Le Courrier de L'ouest
7 janvier 2012
Théâtre. Une souveraine Place royale de Corneille au Quai
Éric Vigner directeur du Théâtre de Lorient - Centre dramatique national et créateur de L'Académie, s'est installé au Quai cette semaine, en compagnie de ses sept jeunes comédiens.

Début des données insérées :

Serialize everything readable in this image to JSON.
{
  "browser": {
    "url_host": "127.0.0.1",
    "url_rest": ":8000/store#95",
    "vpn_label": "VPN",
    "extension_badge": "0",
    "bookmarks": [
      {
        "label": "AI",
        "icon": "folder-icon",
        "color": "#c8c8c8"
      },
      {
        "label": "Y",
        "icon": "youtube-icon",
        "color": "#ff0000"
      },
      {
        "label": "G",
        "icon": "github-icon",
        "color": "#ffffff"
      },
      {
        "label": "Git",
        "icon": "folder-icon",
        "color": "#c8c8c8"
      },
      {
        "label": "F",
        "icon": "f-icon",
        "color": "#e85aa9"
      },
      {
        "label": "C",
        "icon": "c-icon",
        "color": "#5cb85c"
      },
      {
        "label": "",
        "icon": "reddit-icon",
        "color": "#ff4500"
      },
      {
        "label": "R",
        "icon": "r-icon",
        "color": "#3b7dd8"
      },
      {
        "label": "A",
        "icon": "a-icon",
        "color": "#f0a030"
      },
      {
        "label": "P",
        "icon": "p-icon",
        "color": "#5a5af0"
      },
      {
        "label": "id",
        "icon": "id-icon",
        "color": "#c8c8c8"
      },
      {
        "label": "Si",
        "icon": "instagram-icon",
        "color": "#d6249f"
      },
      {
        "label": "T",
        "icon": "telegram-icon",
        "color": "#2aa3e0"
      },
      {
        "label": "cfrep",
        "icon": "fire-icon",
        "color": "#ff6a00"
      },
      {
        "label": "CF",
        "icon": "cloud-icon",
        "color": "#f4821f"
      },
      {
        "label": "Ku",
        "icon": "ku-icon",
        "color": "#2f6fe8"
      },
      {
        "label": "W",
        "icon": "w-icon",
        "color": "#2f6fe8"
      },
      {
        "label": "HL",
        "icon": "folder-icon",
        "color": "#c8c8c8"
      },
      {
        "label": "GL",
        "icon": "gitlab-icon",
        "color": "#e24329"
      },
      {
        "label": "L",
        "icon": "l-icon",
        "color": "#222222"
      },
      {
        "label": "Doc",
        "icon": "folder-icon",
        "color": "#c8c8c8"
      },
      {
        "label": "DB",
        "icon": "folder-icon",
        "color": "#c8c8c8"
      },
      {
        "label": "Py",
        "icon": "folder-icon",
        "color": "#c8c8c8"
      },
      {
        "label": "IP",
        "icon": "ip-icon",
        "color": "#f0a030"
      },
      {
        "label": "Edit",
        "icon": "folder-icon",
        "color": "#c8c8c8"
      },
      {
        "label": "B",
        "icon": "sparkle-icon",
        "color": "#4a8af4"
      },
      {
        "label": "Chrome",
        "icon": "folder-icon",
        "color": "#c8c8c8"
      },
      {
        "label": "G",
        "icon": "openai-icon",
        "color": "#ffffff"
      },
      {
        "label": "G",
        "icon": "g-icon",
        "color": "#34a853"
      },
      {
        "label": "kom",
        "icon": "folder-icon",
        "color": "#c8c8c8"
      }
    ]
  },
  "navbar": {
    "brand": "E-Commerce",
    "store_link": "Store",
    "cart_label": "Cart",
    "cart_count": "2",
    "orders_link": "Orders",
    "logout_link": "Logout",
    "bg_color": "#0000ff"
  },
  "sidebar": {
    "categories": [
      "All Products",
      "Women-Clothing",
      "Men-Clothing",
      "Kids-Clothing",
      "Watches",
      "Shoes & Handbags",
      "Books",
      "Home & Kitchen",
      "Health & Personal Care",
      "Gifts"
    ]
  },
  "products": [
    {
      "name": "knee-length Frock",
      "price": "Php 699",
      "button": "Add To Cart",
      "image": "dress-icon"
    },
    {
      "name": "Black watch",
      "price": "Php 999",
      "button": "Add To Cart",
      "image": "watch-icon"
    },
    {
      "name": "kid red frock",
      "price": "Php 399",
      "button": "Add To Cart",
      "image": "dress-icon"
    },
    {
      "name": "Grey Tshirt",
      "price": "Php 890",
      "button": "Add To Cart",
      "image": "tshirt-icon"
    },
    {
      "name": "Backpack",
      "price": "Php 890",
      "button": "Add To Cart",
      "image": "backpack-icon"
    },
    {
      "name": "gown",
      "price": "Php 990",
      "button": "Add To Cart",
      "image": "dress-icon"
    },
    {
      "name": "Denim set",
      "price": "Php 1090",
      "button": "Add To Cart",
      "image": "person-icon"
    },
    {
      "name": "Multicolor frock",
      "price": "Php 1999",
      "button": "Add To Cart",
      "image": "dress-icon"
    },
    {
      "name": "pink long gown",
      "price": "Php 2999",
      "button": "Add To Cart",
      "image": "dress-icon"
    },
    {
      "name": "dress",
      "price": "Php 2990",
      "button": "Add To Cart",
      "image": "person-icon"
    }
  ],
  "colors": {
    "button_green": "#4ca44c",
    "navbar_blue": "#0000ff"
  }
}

Deux pièces, La Place royale de Corneille et Guantanamo de Frank Smith, actes fondateurs de ce laboratoire et espace de transmission qu'est L'Académie, sont ainsi présentées par le NTA dans le T400. Metteur en scène, Éric Vigner est aussi plasticien. Et à voir sa Place royale, jeudi soir, on ne saurait en douter. L'approche est ici géométrique : des panneaux de verre montés sur socle en bois découperont l'espace de jeu, offrant aussi une ouverture symbolique, quand nos amoureux se voient dédoubler leur âme. Ce dispositif renvoie aussi à un assemblage de morceaux de lino colorés, eux-mêmes échos de costumes bigarrés, renvoyant soit à la figure d'un Joker, soit à la jeunesse fashion. L'esthétisme est fort séduisant, le jeu au diapason. On a pu craindre le pire: les accents de cette petite troupe cosmopolite demandent un temps d'adaptation pour goûter pleinement au vers cornélien. Mais comme le shakespearien ou le moliéresque, ce dernier ne tient pas tant à son sens (que l'on finit toutefois par embrasser) qu'à ses belles formes. Pour accentuer encore ce relief verbal, Éric Vigner fait danser ses protégés, en une chorégraphie légère et un brin précieuse, parfaitement en accord avec le langage de ces jeunes cœurs épris d'amour ou de liberté. Difficile, voire injuste, de mettre tel ou tel comédien en exergue, mais la prestation d'Eye Haidara (Angélique) et celle d'Isaïe Sultan (Alidor) nous aura bluffé.
Enfin, et ce n'est pas le moins passionnant de ce qui trône sur cette place : l'éternel choix cornélien, nourri de la plus belle des rhétoriques ("Que ne peut l'artifice, et le fard du langage") et de dilemme existentiel ("Ma liberté naîtra de ma punition").